Far from spelling the doom of live television, second screen devices like smartphones and tablets could well serve as the vehicles that usher TV into a golden era of viewership and direct marketing. "Second-screen devices are likely to be the principal force behind social TV experiences as companion apps are increasingly written for that experience," asserts Gartner research director Michael Gartenberg in a report on “Social TV Activities” released this week.

Americans have not stopped watching television. They're watching more than ever—some 34 hours a week each, according to a 3Q 2012 report from Nielsen. Where and when they watch Cops or The Big Bang Theory or Monday Night Football is what's changed, as time-shifting devices and Internet viewing allow viewers to pick their times and dump their commercials. But thanks to two major factors—mobile connectivity and greed—more people may soon be trashing their Tivos and collecting points by interacting with TV shows and ads.

As a result, Gartner maintains, cable providers, entertainment companies, and marketers are presented with an opportunity to seize upon social media interactions with live TV as powerful means of consumer engagement. "The time to take advantage of this opportunity is right now, as social TV services have not yet been dominated by a single solution and the market is far from saturated," says Gartenberg.

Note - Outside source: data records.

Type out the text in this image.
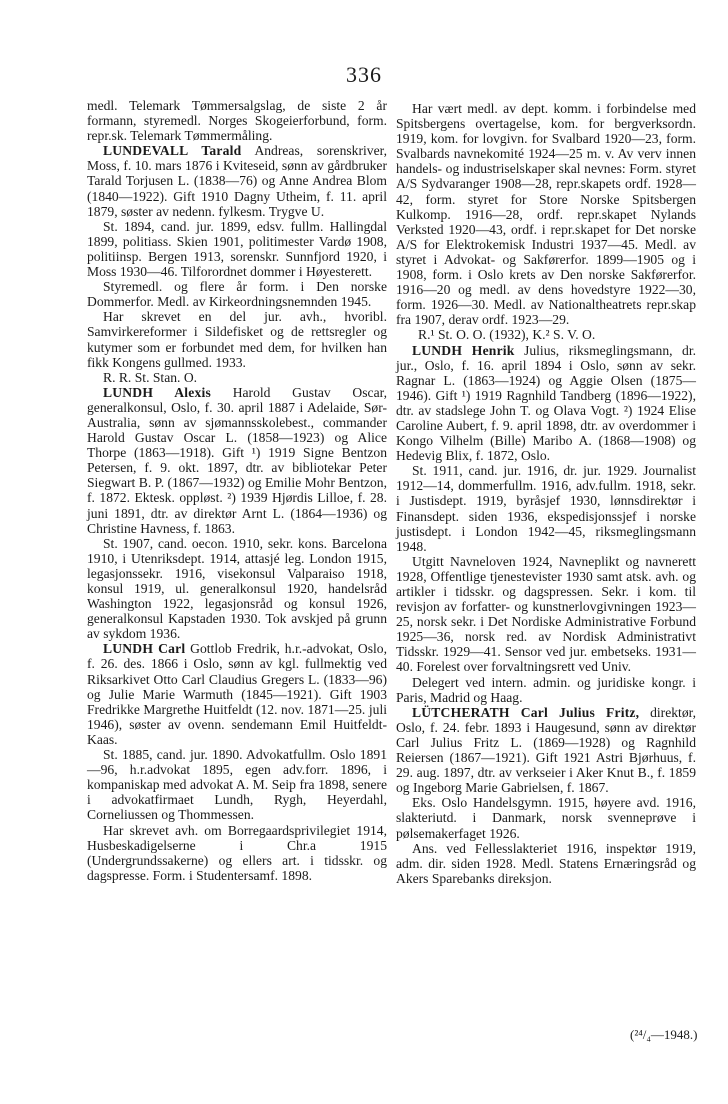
336

medl. Telemark Tømmersalgslag, de siste 2 år formann, styremedl. Norges Skogeierforbund, form. repr.sk. Telemark Tømmermåling.

LUNDEVALL Tarald Andreas, sorenskriver, Moss, f. 10. mars 1876 i Kviteseid, sønn av gårdbruker Tarald Torjusen L. (1838—76) og Anne Andrea Blom (1840—1922). Gift 1910 Dagny Utheim, f. 11. april 1879, søster av nedenn. fylkesm. Trygve U.

St. 1894, cand. jur. 1899, edsv. fullm. Hallingdal 1899, politiass. Skien 1901, politimester Vardø 1908, politiinsp. Bergen 1913, sorenskr. Sunnfjord 1920, i Moss 1930—46. Tilforordnet dommer i Høyesterett.

Styremedl. og flere år form. i Den norske Dommerfor. Medl. av Kirkeordningsnemnden 1945.

Har skrevet en del jur. avh., hvoribl. Samvirkereformer i Sildefisket og de rettsregler og kutymer som er forbundet med dem, for hvilken han fikk Kongens gullmed. 1933.

R. R. St. Stan. O.

LUNDH Alexis Harold Gustav Oscar, generalkonsul, Oslo, f. 30. april 1887 i Adelaide, Sør-Australia, sønn av sjømannsskolebest., commander Harold Gustav Oscar L. (1858—1923) og Alice Thorpe (1863—1918). Gift ¹) 1919 Signe Bentzon Petersen, f. 9. okt. 1897, dtr. av bibliotekar Peter Siegwart B. P. (1867—1932) og Emilie Mohr Bentzon, f. 1872. Ektesk. oppløst. ²) 1939 Hjørdis Lilloe, f. 28. juni 1891, dtr. av direktør Arnt L. (1864—1936) og Christine Havness, f. 1863.

St. 1907, cand. oecon. 1910, sekr. kons. Barcelona 1910, i Utenriksdept. 1914, attasjé leg. London 1915, legasjonssekr. 1916, visekonsul Valparaiso 1918, konsul 1919, ul. generalkonsul 1920, handelsråd Washington 1922, legasjonsråd og konsul 1926, generalkonsul Kapstaden 1930. Tok avskjed på grunn av sykdom 1936.

LUNDH Carl Gottlob Fredrik, h.r.-advokat, Oslo, f. 26. des. 1866 i Oslo, sønn av kgl. fullmektig ved Riksarkivet Otto Carl Claudius Gregers L. (1833—96) og Julie Marie Warmuth (1845—1921). Gift 1903 Fredrikke Margrethe Huitfeldt (12. nov. 1871—25. juli 1946), søster av ovenn. sendemann Emil Huitfeldt-Kaas.

St. 1885, cand. jur. 1890. Advokatfullm. Oslo 1891—96, h.r.advokat 1895, egen adv.forr. 1896, i kompaniskap med advokat A. M. Seip fra 1898, senere i advokatfirmaet Lundh, Rygh, Heyerdahl, Corneliussen og Thommessen.

Har skrevet avh. om Borregaardsprivilegiet 1914, Husbeskadigelserne i Chr.a 1915 (Undergrundssakerne) og ellers art. i tidsskr. og dagspresse. Form. i Studentersamf. 1898.

Har vært medl. av dept. komm. i forbindelse med Spitsbergens overtagelse, kom. for bergverksordn. 1919, kom. for lovgivn. for Svalbard 1920—23, form. Svalbards navnekomité 1924—25 m. v. Av verv innen handels- og industriselskaper skal nevnes: Form. styret A/S Sydvaranger 1908—28, repr.skapets ordf. 1928—42, form. styret for Store Norske Spitsbergen Kulkomp. 1916—28, ordf. repr.skapet Nylands Verksted 1920—43, ordf. i repr.skapet for Det norske A/S for Elektrokemisk Industri 1937—45. Medl. av styret i Advokat- og Sakførerfor. 1899—1905 og i 1908, form. i Oslo krets av Den norske Sakførerfor. 1916—20 og medl. av dens hovedstyre 1922—30, form. 1926—30. Medl. av Nationaltheatrets repr.skap fra 1907, derav ordf. 1923—29.

R.¹ St. O. O. (1932), K.² S. V. O.

LUNDH Henrik Julius, riksmeglingsmann, dr. jur., Oslo, f. 16. april 1894 i Oslo, sønn av sekr. Ragnar L. (1863—1924) og Aggie Olsen (1875—1946). Gift ¹) 1919 Ragnhild Tandberg (1896—1922), dtr. av stadslege John T. og Olava Vogt. ²) 1924 Elise Caroline Aubert, f. 9. april 1898, dtr. av overdommer i Kongo Vilhelm (Bille) Maribo A. (1868—1908) og Hedevig Blix, f. 1872, Oslo.

St. 1911, cand. jur. 1916, dr. jur. 1929. Journalist 1912—14, dommerfullm. 1916, adv.fullm. 1918, sekr. i Justisdept. 1919, byråsjef 1930, lønnsdirektør i Finansdept. siden 1936, ekspedisjonssjef i norske justisdept. i London 1942—45, riksmeglingsmann 1948.

Utgitt Navneloven 1924, Navneplikt og navnerett 1928, Offentlige tjenestevister 1930 samt atsk. avh. og artikler i tidsskr. og dagspressen. Sekr. i kom. til revisjon av forfatter- og kunstnerlovgivningen 1923—25, norsk sekr. i Det Nordiske Administrative Forbund 1925—36, norsk red. av Nordisk Administrativt Tidsskr. 1929—41. Sensor ved jur. embetseks. 1931—40. Forelest over forvaltningsrett ved Univ.

Delegert ved intern. admin. og juridiske kongr. i Paris, Madrid og Haag.

LÜTCHERATH Carl Julius Fritz, direktør, Oslo, f. 24. febr. 1893 i Haugesund, sønn av direktør Carl Julius Fritz L. (1869—1928) og Ragnhild Reiersen (1867—1921). Gift 1921 Astri Bjørhuus, f. 29. aug. 1897, dtr. av verkseier i Aker Knut B., f. 1859 og Ingeborg Marie Gabrielsen, f. 1867.

Eks. Oslo Handelsgymn. 1915, høyere avd. 1916, slakteriutd. i Danmark, norsk svenneprøve i pølsemakerfaget 1926.

Ans. ved Fellesslakteriet 1916, inspektør 1919, adm. dir. siden 1928. Medl. Statens Ernæringsråd og Akers Sparebanks direksjon.

(²⁴/₄—1948.)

Yesterday, Viggle, an app that awards people points for watching specific shows and engaging with ads, launched a national TV ad campaign urging viewers to spend more time on live TV and earn rewards ranging from gift cards to tablet computers.Viggle has two million users and is looking for lots more.

“We are making a big push right now into direct marketing,” says Viggle President and COO Greg Consiglio. “Imagine being able to offer someone 1,000 points to watch an infomercial and providing them with product information for download, as well as special discount codes. At the end, you provide retail locations or options to click and buy.”

Alerts to take advantage of such offers can be targeted to chosen demographics, which is what Viggle does on a regular basis for its entertainment clients looking to draw viewers to new shows. The History Channel used Viggle to part the seas for its recent series, The Bible. App users who watched all five episodes received 1,000 points.

Social interaction with other app users about what's up on Viggle is also often rewarded (2,000 points is roughly equivalent to $1 in value) and gamification supports sports programming. During NCAA March Madness coverage beginning this week, Viggle users can compete against nine others by selecting individual players in games they're watching. Whoever has the player with the best stats at game's end wins 1,000 points. Getting viewers involved in the game ensures longer viewing times and more interactions with advertisers.

Live television, the chief purveyor of above-the-line advertising, has turned to a below-the-line device to ensure its profitable survival. “Every industry uses elements of loyalty programs,” Consiglio says. “But the entertainment business never did, and TV definitely never did. Now they do.”

While the Gartner report allows that Internet-connected television will serve as the key conduit for social connectivity via the medium, especially on a global basis, it is unequivocal in stating that loyalty-driven apps will have a marked influence on social TV in the coming two years.

“The net result of these activities will help turn users away from time-shifted, catch-up TV experiences, and the commercial-skipping activity associated with them, and back toward live broadcasts,” the report states.